* African Union, world leaders believe Ouattara won election
* Gbagbo defies criticism at home and from abroad
* Top cocoa producer faces period of uncertainty, isolation
(Adds details, IMF comment)
By Tim Cocks and Loucoumane Coulibaly
ABIDJAN, Dec 4 Laurent Gbagbo was sworn in as
Ivory Coast president on Saturday after his proclaimed election
victory was rejected by world leaders and his rival, but
accepted by the army, raising the risk of a long power struggle.
Meanwhile, Alassane Ouattara, named winner of the vote by
the election commission before the result was reversed on Friday
by the top Ivorian legal body, submitted a written oath and took
the first steps towards setting up a parallel government.
Gbagbo has presided over the world's top cocoa-producing
nation for a decade, but now faces international isolation and
possible sanctions after its Constitutional Council, headed by
an ally of Gbagbo, cancelled hundreds of thousands of votes in
Ouattara strongholds, alleging intimidation by northern rebels.
The U.N. envoy, Y.J. Choi, who received copies of the count
from almost every polling station, said that even if all the
allegations of fraud were true, they still could not have
changed the result announced by the election commission.
The vote was meant to heal the wounds of a 2002-03 civil war
that split the once-vibrant nation in two. But the process has
instead reopened them, leaving at least 15 dead in vote-related
violence in the last 10 days and rebel forces on alert.
Ouattara's party has warned that denying him victory would
risk throwing the country back into north-south conflict. A
spokesman for the New Forces rebels said on Saturday that they
would "not rest long without doing anything" to stop Gbagbo.
Gbagbo's swearing-in was broadcast live on state television,
a day after the head of the armed forces declared his continued
allegiance to the incumbent. His win was rejected by France, the
United States, United Nations, African Union and West African
bloc ECOWAS. Most diplomats boycotted the ceremony.
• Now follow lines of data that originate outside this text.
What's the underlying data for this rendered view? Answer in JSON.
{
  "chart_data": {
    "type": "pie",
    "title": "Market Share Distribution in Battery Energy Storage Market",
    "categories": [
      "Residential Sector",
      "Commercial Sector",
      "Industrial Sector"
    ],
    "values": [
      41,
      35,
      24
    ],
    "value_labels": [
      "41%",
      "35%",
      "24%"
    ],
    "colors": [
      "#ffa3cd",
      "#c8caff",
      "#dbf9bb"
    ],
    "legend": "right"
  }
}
"I will continue to work with all the countries of the
world, but I will never give up our sovereignty," Gbagbo said to
cheers and the sound of vuvuzelas after the ceremony.
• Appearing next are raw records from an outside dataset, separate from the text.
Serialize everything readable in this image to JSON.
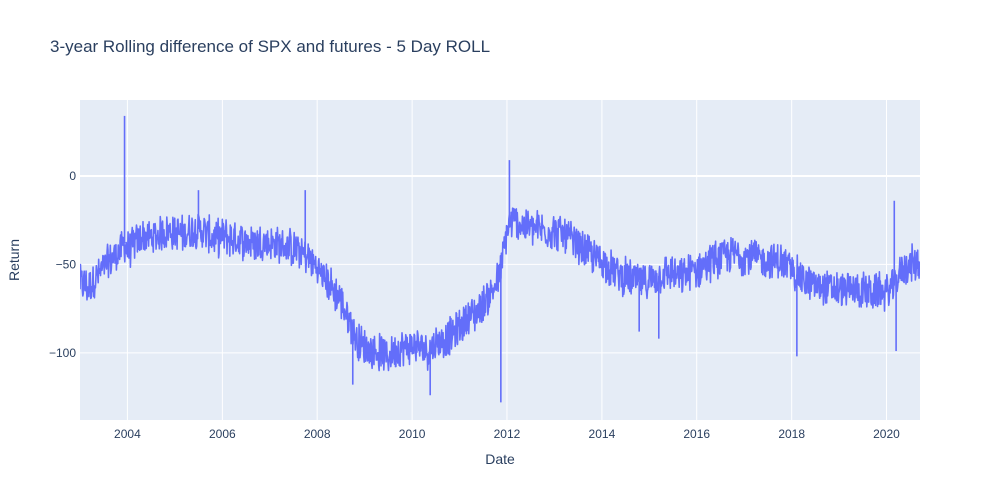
{
  "chart_data": {
    "type": "line",
    "title": "3-year Rolling difference of SPX and futures - 5 Day ROLL",
    "xlabel": "Date",
    "ylabel": "Return",
    "xlim": [
      "2003-01-01",
      "2020-09-15"
    ],
    "ylim": [
      -138,
      43
    ],
    "x_ticks": [
      "2004",
      "2006",
      "2008",
      "2010",
      "2012",
      "2014",
      "2016",
      "2018",
      "2020"
    ],
    "y_ticks": [
      0,
      -50,
      -100
    ],
    "y_tick_labels": [
      "0",
      "−50",
      "−100"
    ],
    "grid": true,
    "legend": "none",
    "colors": {
      "line": "#636efa",
      "plot_bg": "#e5ecf6",
      "grid": "#ffffff",
      "text": "#2a3f5f"
    },
    "series": [
      {
        "values_note_excluded": false,
        "x": [
          "2003-01-01",
          "2003-03-01",
          "2003-05-01",
          "2003-07-01",
          "2003-09-01",
          "2003-11-01",
          "2003-12-10",
          "2004-01-01",
          "2004-03-01",
          "2004-05-01",
          "2004-07-01",
          "2004-09-01",
          "2004-11-01",
          "2005-01-01",
          "2005-03-01",
          "2005-05-01",
          "2005-07-01",
          "2005-09-01",
          "2005-11-01",
          "2006-01-01",
          "2006-03-01",
          "2006-05-01",
          "2006-07-01",
          "2006-09-01",
          "2006-11-01",
          "2007-01-01",
          "2007-03-01",
          "2007-05-01",
          "2007-07-01",
          "2007-09-01",
          "2007-11-01",
          "2008-01-01",
          "2008-03-01",
          "2008-05-01",
          "2008-07-01",
          "2008-09-01",
          "2008-11-01",
          "2009-01-01",
          "2009-03-01",
          "2009-05-01",
          "2009-07-01",
          "2009-09-01",
          "2009-11-01",
          "2010-01-01",
          "2010-03-01",
          "2010-05-01",
          "2010-07-01",
          "2010-09-01",
          "2010-11-01",
          "2011-01-01",
          "2011-03-01",
          "2011-05-01",
          "2011-07-01",
          "2011-09-01",
          "2011-11-01",
          "2011-12-15",
          "2012-01-01",
          "2012-03-01",
          "2012-05-01",
          "2012-07-01",
          "2012-09-01",
          "2012-11-01",
          "2013-01-01",
          "2013-03-01",
          "2013-05-01",
          "2013-07-01",
          "2013-09-01",
          "2013-11-01",
          "2014-01-01",
          "2014-03-01",
          "2014-05-01",
          "2014-07-01",
          "2014-09-01",
          "2014-11-01",
          "2015-01-01",
          "2015-03-01",
          "2015-05-01",
          "2015-07-01",
          "2015-09-01",
          "2015-11-01",
          "2016-01-01",
          "2016-03-01",
          "2016-05-01",
          "2016-07-01",
          "2016-09-01",
          "2016-11-01",
          "2017-01-01",
          "2017-03-01",
          "2017-05-01",
          "2017-07-01",
          "2017-09-01",
          "2017-11-01",
          "2018-01-01",
          "2018-03-01",
          "2018-05-01",
          "2018-07-01",
          "2018-09-01",
          "2018-11-01",
          "2019-01-01",
          "2019-03-01",
          "2019-05-01",
          "2019-07-01",
          "2019-09-01",
          "2019-11-01",
          "2020-01-01",
          "2020-03-01",
          "2020-05-01",
          "2020-07-01",
          "2020-09-15"
        ],
        "y": [
          -60,
          -63,
          -58,
          -52,
          -47,
          -43,
          -38,
          -42,
          -38,
          -34,
          -35,
          -33,
          -31,
          -32,
          -33,
          -31,
          -30,
          -32,
          -36,
          -34,
          -35,
          -36,
          -37,
          -38,
          -37,
          -38,
          -39,
          -40,
          -41,
          -43,
          -47,
          -52,
          -58,
          -64,
          -70,
          -82,
          -92,
          -97,
          -99,
          -100,
          -102,
          -98,
          -97,
          -96,
          -97,
          -98,
          -95,
          -92,
          -90,
          -86,
          -80,
          -78,
          -72,
          -66,
          -58,
          -40,
          -30,
          -25,
          -28,
          -29,
          -30,
          -31,
          -31,
          -33,
          -36,
          -40,
          -43,
          -46,
          -48,
          -52,
          -55,
          -57,
          -59,
          -60,
          -59,
          -57,
          -55,
          -55,
          -58,
          -55,
          -53,
          -50,
          -48,
          -46,
          -45,
          -44,
          -45,
          -46,
          -47,
          -48,
          -48,
          -49,
          -53,
          -57,
          -60,
          -62,
          -63,
          -64,
          -64,
          -65,
          -64,
          -65,
          -66,
          -65,
          -66,
          -62,
          -52,
          -50,
          -49
        ]
      }
    ],
    "spikes": [
      {
        "x": "2003-12-10",
        "y": 34
      },
      {
        "x": "2005-07-01",
        "y": -8
      },
      {
        "x": "2007-10-01",
        "y": -8
      },
      {
        "x": "2008-10-01",
        "y": -118
      },
      {
        "x": "2010-05-20",
        "y": -124
      },
      {
        "x": "2011-11-15",
        "y": -128
      },
      {
        "x": "2012-01-20",
        "y": 9
      },
      {
        "x": "2014-10-15",
        "y": -88
      },
      {
        "x": "2015-03-15",
        "y": -92
      },
      {
        "x": "2018-02-10",
        "y": -102
      },
      {
        "x": "2020-03-15",
        "y": -99
      },
      {
        "x": "2020-03-01",
        "y": -14
      }
    ]
  }
}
The International Monetary Fund said it could not recognise
Gbagbo's presidency unless the United Nations did -- a factor
that could dash hopes for relief of some $3 billion in debt
under the Heavily Indebted Poor Countries programme.
The African Union said earlier it would also take steps
against those who tried to undermine the vote result as
announced by the electoral commission in favour of Ouattara.
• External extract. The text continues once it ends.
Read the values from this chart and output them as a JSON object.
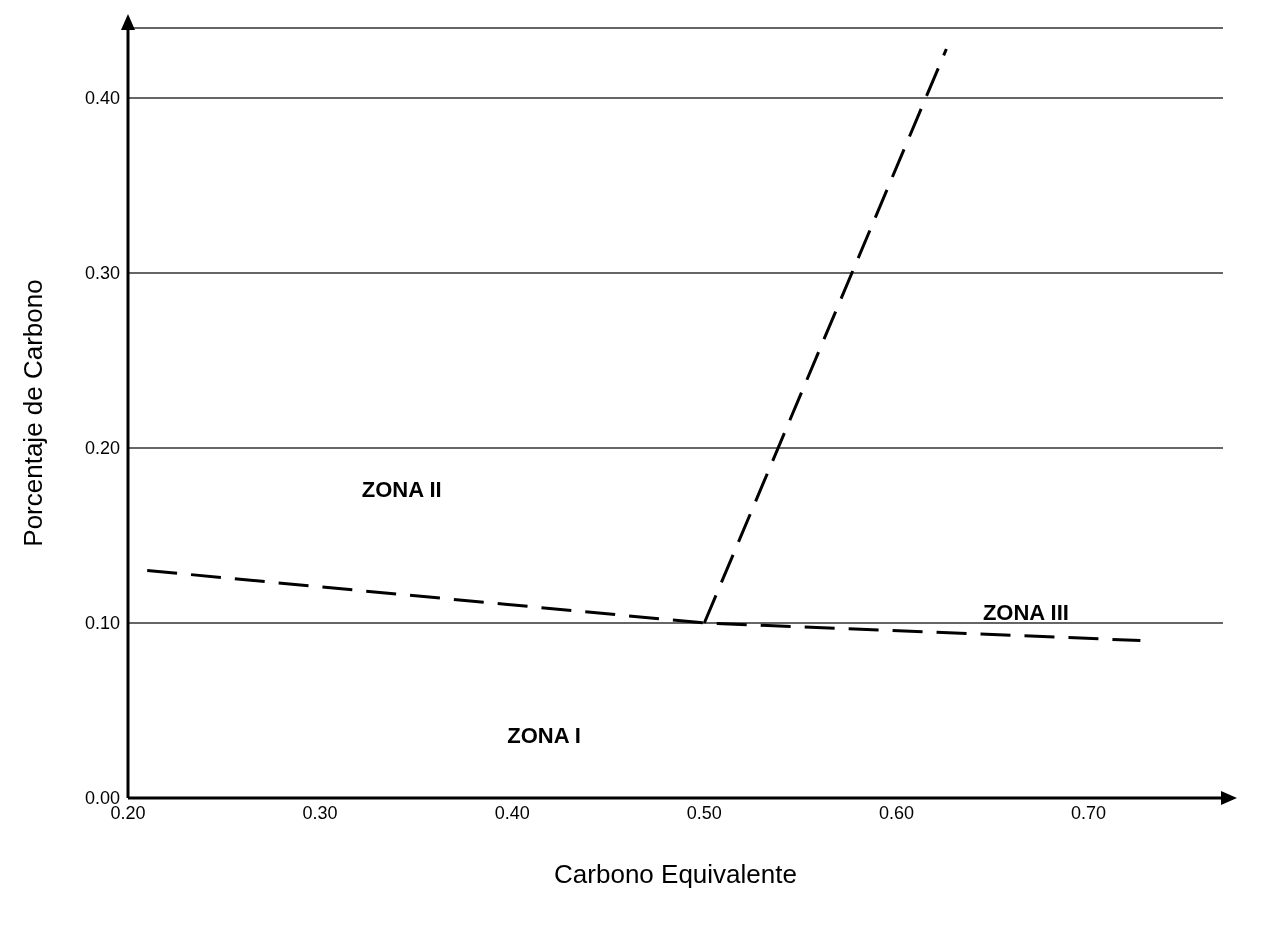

For more stories on the election, click [ID:nCOC062729]
In rejecting the outcome, rival Ouattara has been backed by
rebels still running the north of the country after a 2002-03
civil war, and by Prime Minister Guillaume Soro, a former rebel
himself, who handed in his resignation to Ouattara.
After Gbagbo was sworn in, Ouattara also said he was
president, having submitted a written oath to the Constitutional
Council, and called on Soro to name a new government.
U.S. President Barack Obama and French President Nicolas
Sarkozy led calls for Gbagbo to hand over power. In an unusually
strong endorsement U.N. Secretary General Ban Ki-moon said the
world body supported results showing a Ouattara win.
The United Nations is required to sign off on an election
victor in Ivory Coast, according to a 2007 peace deal.
Gbagbo, a master at whipping up sentiment against former
colonial power France, was openly scornful of the rejections and
his camp threatened to expel the U.N. envoy in Ivory Coast.
"I've noted some serious cases of interference," Gbagbo
said. "We didn't ask anyone to come and run our country. Our
sovereignty is something I am going to defend."
Small-scale protests and tyre-burning broke out on Saturday
in several towns, including Abidjan and in Bouake in the north.
"We want (Ouattara) as president. We don't want Gbagbo any
more. We are tired of him," said Bouake resident Samba Diakite.
The AU said it would send former South African president
Thabo Mbeki to try to seek a solution to the crisis.
The crisis in Ivory Coast, once West Africa's brightest
economic star, pushed futures prices up 2.41 percent on Friday
LCCc1, and forced up the risk premium on Ivory Coast's $2.3
billion Eurobond CI049648839=. It yielded 11.67 percent, from
below 10 percent after the first election round.
The regional body ECOWAS, led by economic powerhouse
Nigeria, also supported Ouattara's victory.
But diplomats in New York said Russia, whose Lukoil
(LKOHyq.L) has an exploration block in Ivory Coast, had blocked
the U.N. Security Council from also doing so.
The lack of Security Council consensus on the U.N. position
could encourage Gbagbo to ignore outside pressure.